Painting with Light – Part 1

Understand up front that I’m not going to fudge on my resolution to avoid adjectives to describe the Taj Mahal. But the photos in the mini-album embedded in this post deserve explaining. At times I may need a “word that describes a quality of a thing” to clarify what’s in those pix. Sometimes I’ll need to modify something in the experience, other than the building itself.

The genius and artistry of the Taj Mahal is not limited to placement, form and scale. The masterful exploitation of light, within and without the tomb, raises the site to a level not seen, before or since, anywhere in the world.

The reason people start lining up for entrance tickets at pre-dawn darkness is to be in place when the spectacular morning light show begins. Note that this set of photos was taken before the sun was above the horizon. The speed of the camera lens – and some careful holding of breath to avoid camera movement – makes it seem brighter than it was. At this time of day, the Taj appears to be a flat, pale, undifferentiated white.

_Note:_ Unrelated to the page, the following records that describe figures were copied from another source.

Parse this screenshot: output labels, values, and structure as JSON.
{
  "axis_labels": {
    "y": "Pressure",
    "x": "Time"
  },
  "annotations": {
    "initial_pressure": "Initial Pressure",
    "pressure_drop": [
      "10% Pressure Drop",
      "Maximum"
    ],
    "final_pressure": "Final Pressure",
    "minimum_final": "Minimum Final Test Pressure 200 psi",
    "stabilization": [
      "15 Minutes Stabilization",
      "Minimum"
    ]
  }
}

About 15 minutes later, as I was about to enter the main building, an attractive woman, one of the group of 16 American mid-westerners, directed my attention back in the direction from which I’d come and asked in wonder, “How do you photograph *that*?”

Sun rising behind southwest minaret
click photo to enlarge

She was awed, quite rightfully, by the disk of the sun, just above the still dark horizon, burning through the smog of the city outside, framed by the turret at the eastern side of the plaza. I quipped, “You don’t.”

Then I immediately raised my camera and fired off the shot you see here. The dawn light show was beginning.